Multimodal artificial intelligence (AI) systems have the potential to enhance clinical decision-making by interpreting various types of medical data. However, the effectiveness of these models across all medical fields is uncertain. Each discipline presents unique challenges that need to be addressed for optimal performance. This complexity is further increased when attempting to integrate different fields into a single model. Here, we introduce an alternative approach to multimodal medical AI that utilizes the generalist capabilities of a large language model (LLM) as a central reasoning engine. This engine autonomously coordinates and deploys a set of specialized medical AI tools. These tools include text, radiology and histopathology image interpretation, genomic data processing, web searches, and document retrieval from medical guidelines. We validate our system across a series of clinical oncology scenarios that closely resemble typical patient care workflows. We show that the system has a high capability in employing appropriate tools (97%), drawing correct conclusions (93.6%), and providing complete (94%), and helpful (89.2%) recommendations for individual patient cases while consistently referencing relevant literature (82.5%) upon instruction.
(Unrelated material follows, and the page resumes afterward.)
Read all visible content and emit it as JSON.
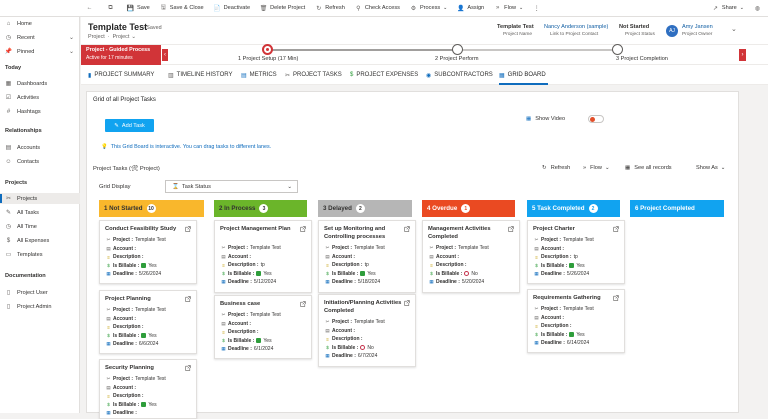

This work provides evidence that LLMs can effectively plan and execute domain-specific models to retrieve or synthesize new information when used as autonomous agents. This enables them to function as specialist, patient-tailored clinical assistants. It also simplifies regulatory compliance by allowing each component tool to be individually validated and approved. We believe, that our work can serve as a proof-of-concept for more advanced LLM-agents in the medical domain.